Tatiana Viecco arrived in the United States nine years ago from Colombia, a teen who knew only a few words in English and very little about American culture.
On Thursday she’ll earn her bachelor’s degree in industrial engineering from the University of Central Florida during the 9 a.m. commencement ceremony at the UCF Arena. She is one of the top scholars at UCF, having earned the Order of Pegasus Award, reserved for students who exemplify academic achievement, outstanding university involvement, leadership and community service.
And that’s only the beginning, she promises.
“I am so thankful for all the opportunities this country has given me,” Viecco said. “So many students have many resources and don’t take advantage of them. Not me, I took every opportunity, which has led me here. And this is only the beginning.”
She plans to eventually become a professor in industrial engineering and do research in the area of health care and humanitarian logistics. But before embarking on that path, she said she wants to take advantage of every opportunity to get ready to be the best engineer she can be.

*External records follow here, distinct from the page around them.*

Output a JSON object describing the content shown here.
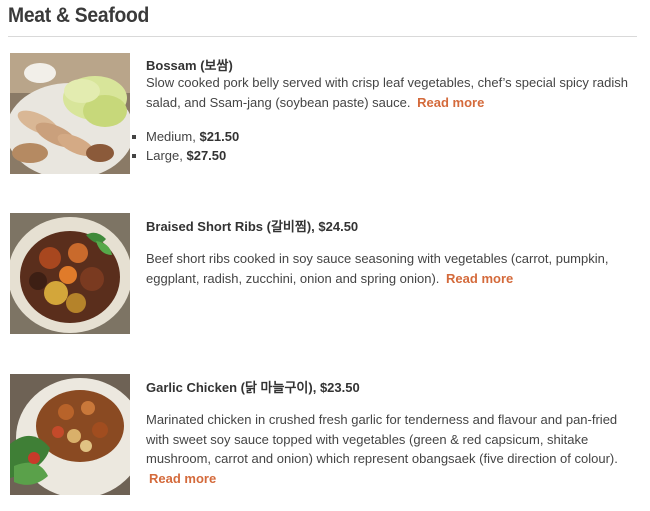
{
  "section": {
    "title": "Meat & Seafood"
  },
  "items": [
    {
      "name": "Bossam (보쌈)",
      "description": "Slow cooked pork belly served with crisp leaf vegetables, chef’s special spicy radish salad, and Ssam-jang (soybean paste) sauce.",
      "read_more": "Read more",
      "sizes": [
        {
          "label": "Medium, ",
          "price": "$21.50"
        },
        {
          "label": "Large, ",
          "price": "$27.50"
        }
      ]
    },
    {
      "name": "Braised Short Ribs (갈비찜), $24.50",
      "description": "Beef short ribs cooked in soy sauce seasoning with vegetables (carrot, pumpkin, eggplant, radish, zucchini, onion and spring onion).",
      "read_more": "Read more"
    },
    {
      "name": "Garlic Chicken (닭 마늘구이), $23.50",
      "description": "Marinated chicken in crushed fresh garlic for tenderness and flavour and pan-fried with sweet soy sauce topped with vegetables (green & red capsicum, shitake mushroom, carrot and onion) which represent obangsaek (five direction of colour).",
      "read_more": "Read more"
    }
  ]
}
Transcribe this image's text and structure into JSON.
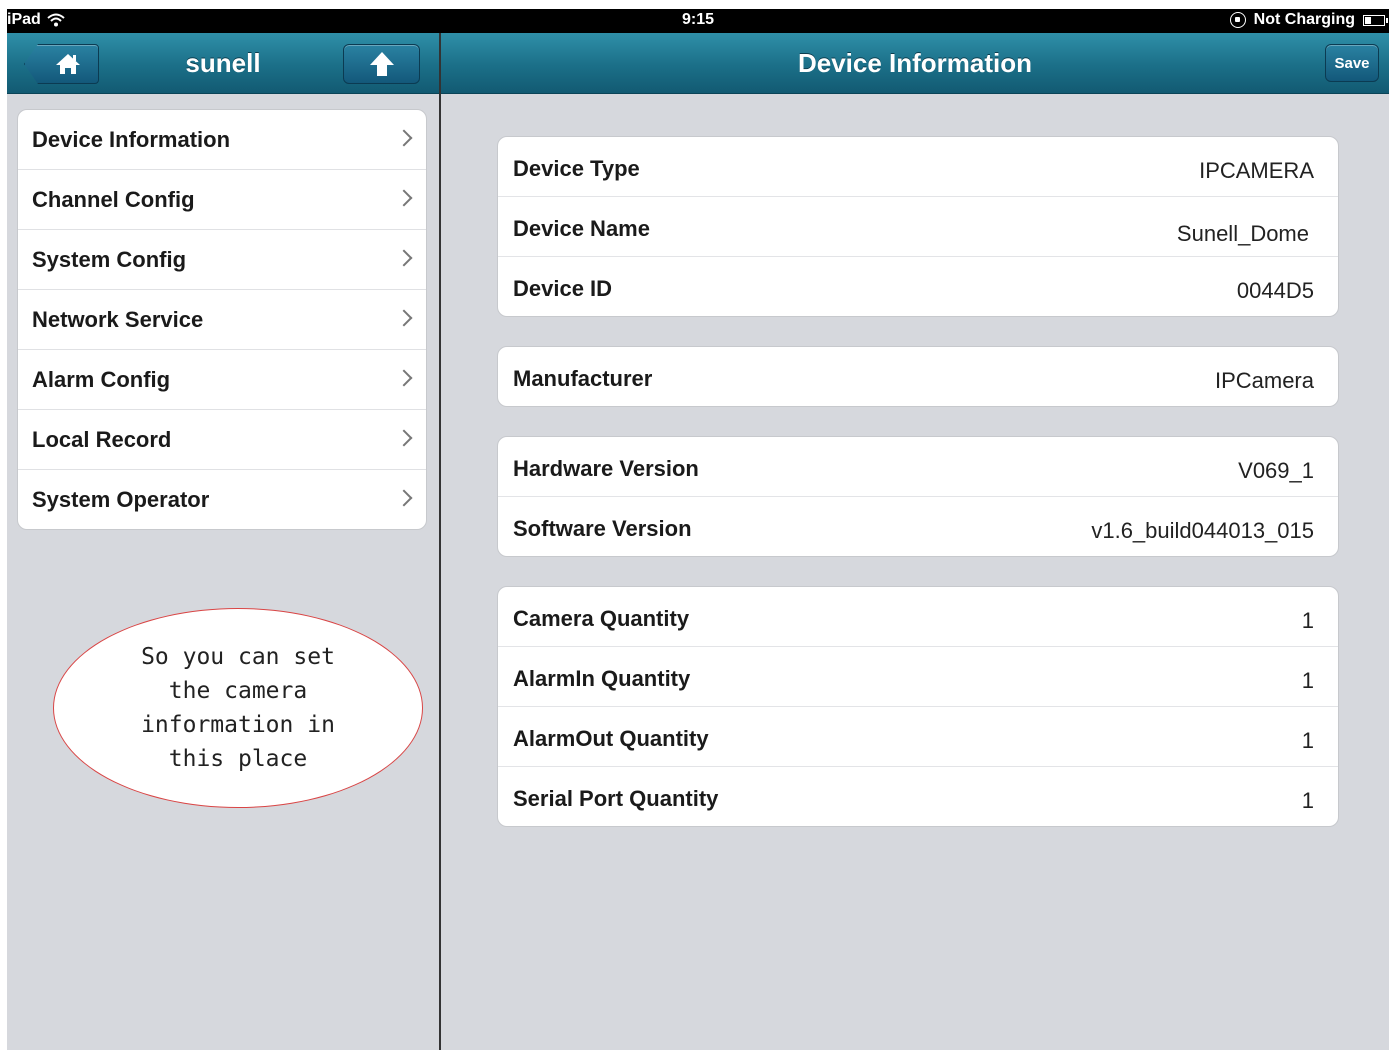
{
  "status_bar": {
    "device": "iPad",
    "time": "9:15",
    "charging": "Not Charging"
  },
  "left_nav": {
    "title": "sunell",
    "home_icon": "home-icon",
    "up_icon": "up-arrow-icon"
  },
  "right_nav": {
    "title": "Device Information",
    "save_label": "Save"
  },
  "menu": {
    "items": [
      {
        "label": "Device Information"
      },
      {
        "label": "Channel Config"
      },
      {
        "label": "System Config"
      },
      {
        "label": "Network Service"
      },
      {
        "label": "Alarm Config"
      },
      {
        "label": "Local Record"
      },
      {
        "label": "System Operator"
      }
    ]
  },
  "callout": {
    "lines": [
      "So you can set",
      "the camera",
      "information in",
      "this place"
    ]
  },
  "groups": [
    {
      "rows": [
        {
          "label": "Device Type",
          "value": "IPCAMERA"
        },
        {
          "label": "Device Name",
          "value": "Sunell_Dome"
        },
        {
          "label": "Device ID",
          "value": "0044D5"
        }
      ]
    },
    {
      "rows": [
        {
          "label": "Manufacturer",
          "value": "IPCamera"
        }
      ]
    },
    {
      "rows": [
        {
          "label": "Hardware Version",
          "value": "V069_1"
        },
        {
          "label": "Software Version",
          "value": "v1.6_build044013_015"
        }
      ]
    },
    {
      "rows": [
        {
          "label": "Camera Quantity",
          "value": "1"
        },
        {
          "label": "AlarmIn Quantity",
          "value": "1"
        },
        {
          "label": "AlarmOut Quantity",
          "value": "1"
        },
        {
          "label": "Serial Port Quantity",
          "value": "1"
        }
      ]
    }
  ],
  "colors": {
    "nav_bar": "#1b6f88",
    "background": "#d6d8dd",
    "callout_border": "#d94545"
  }
}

Next stop, Cambridge University in England, where she will earn a master’s in engineering in the area of sustainable development. While adjusting to the United States was a frightening experience for her when she was a teen, Viecco is looking forward to learning and adapting to life in England.
“Moving to the U.S. has been by far the hardest experience I have ever encountered,” Viecco said. “I have been, from a very young age, a very active and involved student both in classes and in extracurricular activities, but not knowing the language created a huge barrier for me . . . It took me a while to get accustomed to the culture and the new way of life, but once I decided to stop being a victim of my parents’ decision to move here and instead embrace the opportunity they were giving me and my siblings, it all turned 180 degrees. I’ve learned to take advantage of change and discovered I love learning about new cultures.”
Viecco lived in California three years before moving to Florida in 2007. She credits a high school English as a Second Language teacher for encouraging her. She graduated from high school and enrolled at Seminole State College. She earned her associate degree with honors and transferred to UCF’s Burnett Honors College.
Just recently she learned she was one of 2,000 students nationwide to be awarded the National Science Foundation Graduate Research Fellowship. More than 13,000 students applied for the fellowship. She also just received a Continuing Graduate Fellowship from the Jack Kent Cooke Foundation.
“UCF is such a special place,” she said. “I came because of its industrial engineering program and because of the openness and diversity on campus. The people here are so supportive and there are so many opportunities. You just have to grab them.”
Viecco certainly has done so. Her list of accomplishments and community involvement include: research assistant at Stanford University volunteer with a National Science Foundation program visiting local high schools and talking to girls about the opportunities available for women in science, math and engineering, All-Florida Academic Team, UCF President’s Leadership Council, student chapter president of the Institute of Industrial Engineers, Society of Hispanic Professional Engineering, Ronald E. McNair Scholar, Jack Kent Cooke Scholar, Phi Theta Kappa, math tutor, working as a research assistant at Stanford University last year and many others.
When she wasn’t studying, conducting research or leading a student group, she performed traditional Colombiano folk dancing with UCF’s Colombian Student Association. And in her free time she tries to do as many things as she can on her bucket list. She’s been skydiving and waterfall rappelling and has traveled through Europe by herself.
So where does her relentless determination and inspiration come from?
“Every member of my family inspires me to achieve more than I ever imagine, but as cheesy as this may sound, my hero is my grandpa,” Viecco said. “He came to the U.S. more than 30 years ago speaking no English on Christmas night because tickets are cheaper then. He came here to work. His decision to move to the U.S. was very courageous and even though he did not speak the language his work ethic helped him provide for his family. I want to have his work ethic, dedication, and courage to be able to change the world.”